Plaintiff has failed to comply with our order and has not taken the necessary steps to prosecute this case. Plaintiff is proceeding pro se in this action. Thus, all actions must be attributable to him as he has no counsel upon which he is relying to proceed to prosecute his case. Accordingly, under the first factor, it appears that Plaintiff personally is responsible for the failure to respond to the motion to dismiss. With respect to the second factor, there appears to be no specific prejudice to Defendants other than general delay.

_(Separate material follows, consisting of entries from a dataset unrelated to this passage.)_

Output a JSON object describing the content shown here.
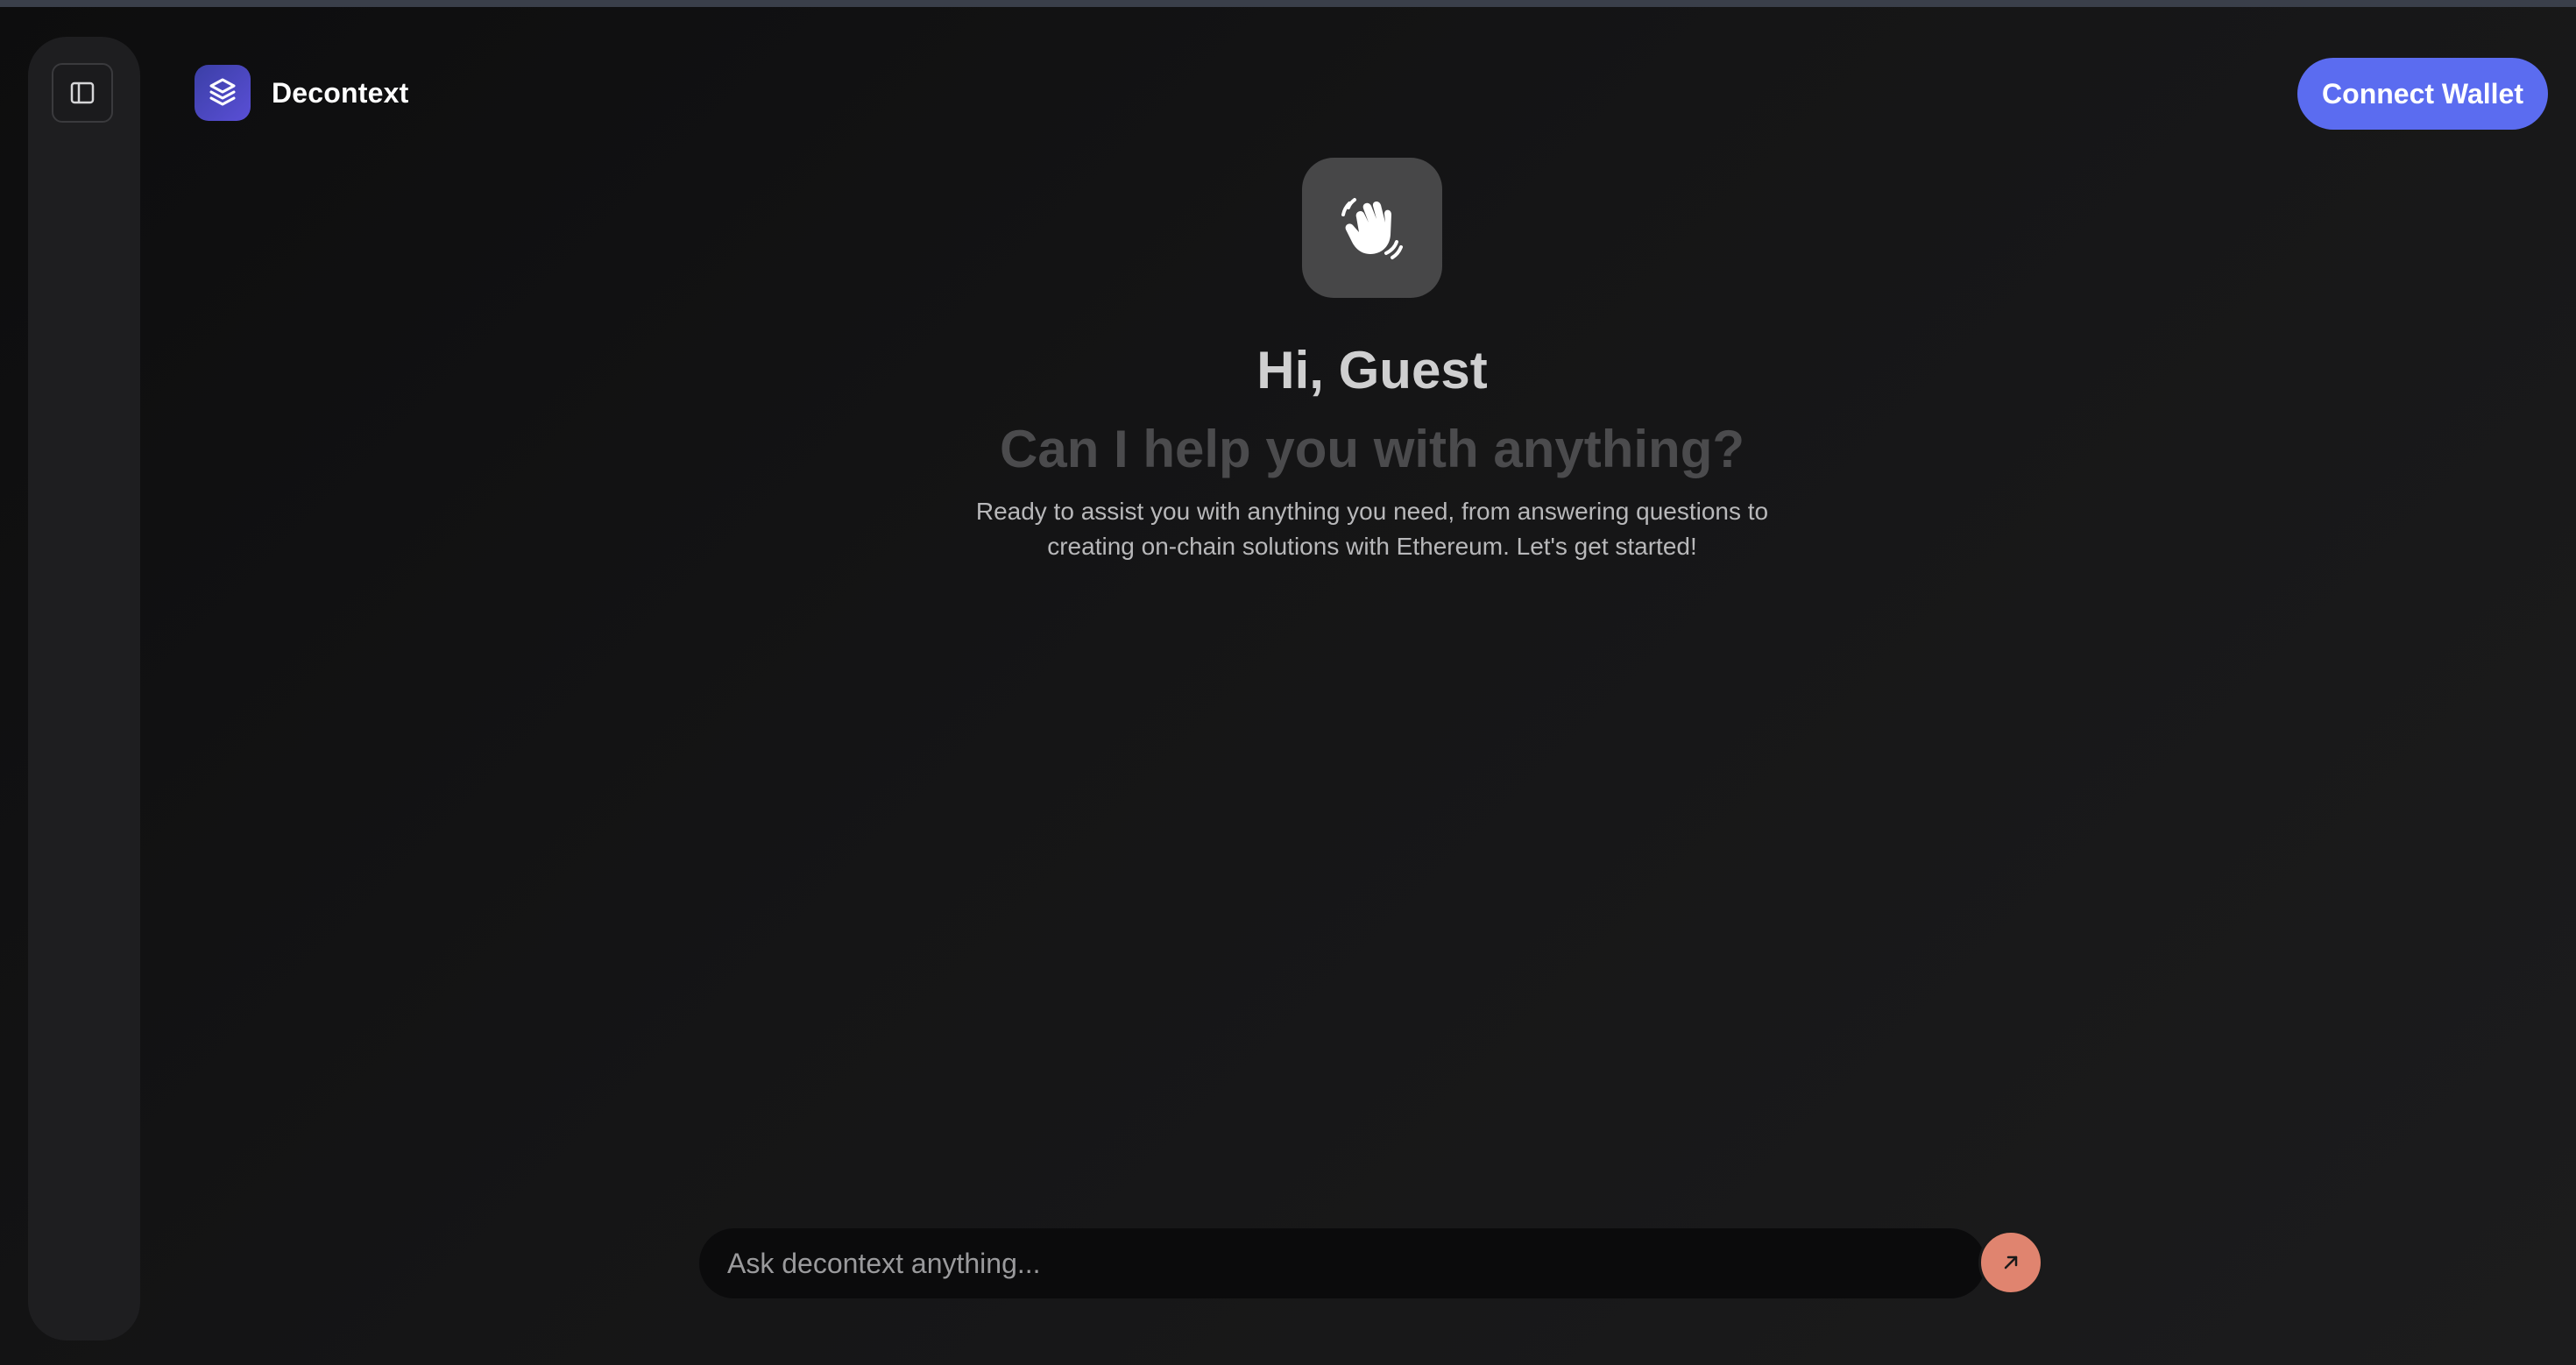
{
  "app": {
    "brand_name": "Decontext",
    "accent_color": "#5b6cf0"
  },
  "sidebar": {
    "toggle_icon": "sidebar-panel-icon"
  },
  "header": {
    "connect_wallet_label": "Connect Wallet"
  },
  "hero": {
    "icon": "waving-hand-icon",
    "greeting": "Hi, Guest",
    "subheading": "Can I help you with anything?",
    "description": "Ready to assist you with anything you need, from answering questions to creating on-chain solutions with Ethereum. Let's get started!"
  },
  "chat": {
    "placeholder": "Ask decontext anything...",
    "send_icon": "arrow-up-right-icon",
    "send_color": "#e0846f"
  }
}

With respect to the third factor, Plaintiff has shown dilatoriness in proceeding with his action with respect to responding to the motion to dismiss. With respect to the fourth factor, this Court cannot determine whether the conduct of the Plaintiff was willful or in bad faith. Prior to his release from prison, Mr. Bryant has shown an awareness of the legal process and an ability to understand what is required of him. The fifth factor to consider is the effectiveness of sanctions other than dismissal. It does not appear that monetary sanctions are appropriate. Finally, it does not appear from Plaintiffs allegations that he has a high likelihood to prevail. We note the difficulty in his complaint would have surviving a motion to dismiss on the grounds of the Rooker-Feldman doctrine (Rooker v. Fidelity Trust Co., 263 U.S. 412 (1923)), the statute of limitations (Bougher v. University of Pittsburgh, 882 F.2d 74, 80 (3d Cir. 1989)), as well as adequacy of factual averments to raise a reasonable expectation that discovery would will reveal evidence of an equal protection claim or a claim for retaliation.
AND NOW, to-wit, this 29th day of March, 2011, it is hereby ORDERED, ADJUDGED, and DECREED that this case is hereby DISMISSED for failure to prosecute.